- Leslie Howard and Elizabeth Allan
- Directed by: Alexander Korda
- Written by: Lajos Bíró Eliot Crawshay-Williams
- Story by: Ernest Vajda
- Produced by: Alexander Korda
- Starring: Leslie Howard George Grossmith Jr. Benita Hume Elizabeth Allan
- Cinematography: Philip Tannura
- Music by: Percival Mackey
- Production company: Paramount British Pictures
- Distributed by: Paramount British Pictures (UK) Paramount Pictures (US)
- Release dates: 14 January 1932 (UK); 20 June 1932 (US);
- Running time: 65-73 minutes
- Country: United Kingdom
- Language: English

= Service for Ladies (1932 film) =

1932 film

Service for Ladies (U.S. title: Reserved for Ladies) is a 1932 British comedy film directed by Alexander Korda and starring Leslie Howard and Elizabeth Allan. It was written by Lajos Bíró and Eliot Crawshay-Williams based on the novel The Head Waiter by Ernest Vajda, which had previously been adapted a 1927 silent film.

== Plot ==
Max Tracey is the highly respected head waiter at London's Grand Palace Hotel. He falls in love at first sight with Sylvia Robertson, a young woman staying at the hotel, even though he is carrying on an affair with Countess Ricardi. He impulsively joins Sylvia and her father when they leave for the Continent, much to her delight.

Max encounters a monarch traveling incognito as "Mr. Westlake", though all the guests at the hotel where Max and Sylvia are presently staying know who he is. The king knows Max and greets him warmly in the dining room in front of everyone. From this, everyone surmises that Max is a prince, also incognito. Max is pleased when Sylvia states that "social differences" do not matter to her, but before he can reveal his true identity, her father returns.

Complications arise when Countess Ricardi shows up, having seen a newspaper photograph of Max and the king. The countess suspects that Max has fallen for another woman. Sylvia sees them together and her ardour cools, but her father persuades her to fight her rival for Max. Sylvia makes the acquaintance of Countess Ricardi, and Max ends up awkwardly dining with both women, Mr. Robertson and the king at the same table. Max decides to give Sylvia up. She goes to his room to try to make him change his mind, but though he is tempted, he tells her it is impossible. He returns to London. Mr. Robertson is furious and asks the king who Max is and where he can find him; the king tells him to come to dine with him at the Grand Palace Hotel for the answers.

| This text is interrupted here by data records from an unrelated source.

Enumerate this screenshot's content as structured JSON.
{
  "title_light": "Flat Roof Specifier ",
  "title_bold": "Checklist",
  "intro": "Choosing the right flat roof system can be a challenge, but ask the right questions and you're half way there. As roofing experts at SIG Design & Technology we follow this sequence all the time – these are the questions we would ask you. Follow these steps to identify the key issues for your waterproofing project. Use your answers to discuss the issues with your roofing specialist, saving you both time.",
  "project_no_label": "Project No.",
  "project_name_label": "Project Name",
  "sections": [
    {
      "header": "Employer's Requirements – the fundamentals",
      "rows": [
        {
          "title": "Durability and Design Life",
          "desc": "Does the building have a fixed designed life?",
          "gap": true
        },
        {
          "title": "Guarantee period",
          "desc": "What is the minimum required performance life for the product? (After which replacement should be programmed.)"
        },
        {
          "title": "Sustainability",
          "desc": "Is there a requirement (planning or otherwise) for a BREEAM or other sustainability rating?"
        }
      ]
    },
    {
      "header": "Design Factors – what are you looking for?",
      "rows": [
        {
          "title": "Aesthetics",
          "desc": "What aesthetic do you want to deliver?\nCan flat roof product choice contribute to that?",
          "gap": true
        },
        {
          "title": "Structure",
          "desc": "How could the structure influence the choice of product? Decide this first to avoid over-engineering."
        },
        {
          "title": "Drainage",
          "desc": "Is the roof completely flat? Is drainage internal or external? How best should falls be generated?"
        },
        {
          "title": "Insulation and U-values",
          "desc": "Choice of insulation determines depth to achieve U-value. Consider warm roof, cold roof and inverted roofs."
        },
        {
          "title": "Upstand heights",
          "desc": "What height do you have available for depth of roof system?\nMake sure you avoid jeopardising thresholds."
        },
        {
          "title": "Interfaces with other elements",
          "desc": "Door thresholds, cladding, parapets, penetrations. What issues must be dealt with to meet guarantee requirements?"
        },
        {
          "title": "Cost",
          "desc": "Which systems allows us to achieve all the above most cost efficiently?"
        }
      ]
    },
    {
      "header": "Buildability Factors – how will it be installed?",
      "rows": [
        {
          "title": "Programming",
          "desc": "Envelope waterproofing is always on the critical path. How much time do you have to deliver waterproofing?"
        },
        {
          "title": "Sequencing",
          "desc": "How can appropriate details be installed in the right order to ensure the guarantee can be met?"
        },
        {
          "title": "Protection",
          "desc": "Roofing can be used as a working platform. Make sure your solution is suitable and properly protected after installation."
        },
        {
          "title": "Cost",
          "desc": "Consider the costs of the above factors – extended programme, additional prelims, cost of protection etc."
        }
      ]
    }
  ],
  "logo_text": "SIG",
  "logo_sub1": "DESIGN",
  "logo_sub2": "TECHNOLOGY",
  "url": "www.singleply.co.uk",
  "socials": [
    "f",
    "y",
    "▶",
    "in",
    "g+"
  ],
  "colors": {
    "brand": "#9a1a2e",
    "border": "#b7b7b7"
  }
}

Max is forced to serve the king and the Robertsons in the restaurant. Sylvia makes it painfully clear she does not associate with the lower classes. Then she insists that Max manage a private dinner party for her, even though that is the duty of another waiter. At the party, Sylvia behaves very spitefully towards Max, but Mr. Robinson is a different story. He confides to Max that he started out as a dishwasher, but he knew what he wanted and went after it. Then he encourages Max to do the same. Max reminds Sylvia he promised to kiss her. To avoid him doing so before her guests, she goes into another room. His kiss makes her change her mind, and they elope, leaving the guests waiting.

==Production==
Howard and Korda conducted field research in London hotel restaurants before shooting in 1931 in England.

==Critical reception==
Film Weekly wrote: "Clever dialogue and polished acting – especially on part of Leslie Howard – intelligently applied to piquant situations make Service for Ladies one of the most pleasing entertainment confections yet put out from a British studio."

Mordaunt Hall of the The New York Times, while noting that the film was a remake of the 1927 silent film, commented that it is "An intelligent comedy ... even more amusing than its predecessor." He continued, "It is indeed one of the outstanding British contributions, which reveals what can be done over there with American assistance ... It is genuinely refreshing, intelligent fun, the dialogue being clever and the incidents neatly arranged." Hall also complimented the performances of Howard ("splendid"), Allan ("charming"), Grossman ("capital") and Hume ("makes the most of the part").

Variety described the film as "Another crackerjack [British-made] picture" and commented on Korda's "commendable lightness of touch", aided by dialogue that allows "Howard and the rest of the cast plenty of opportunity for delicate playing."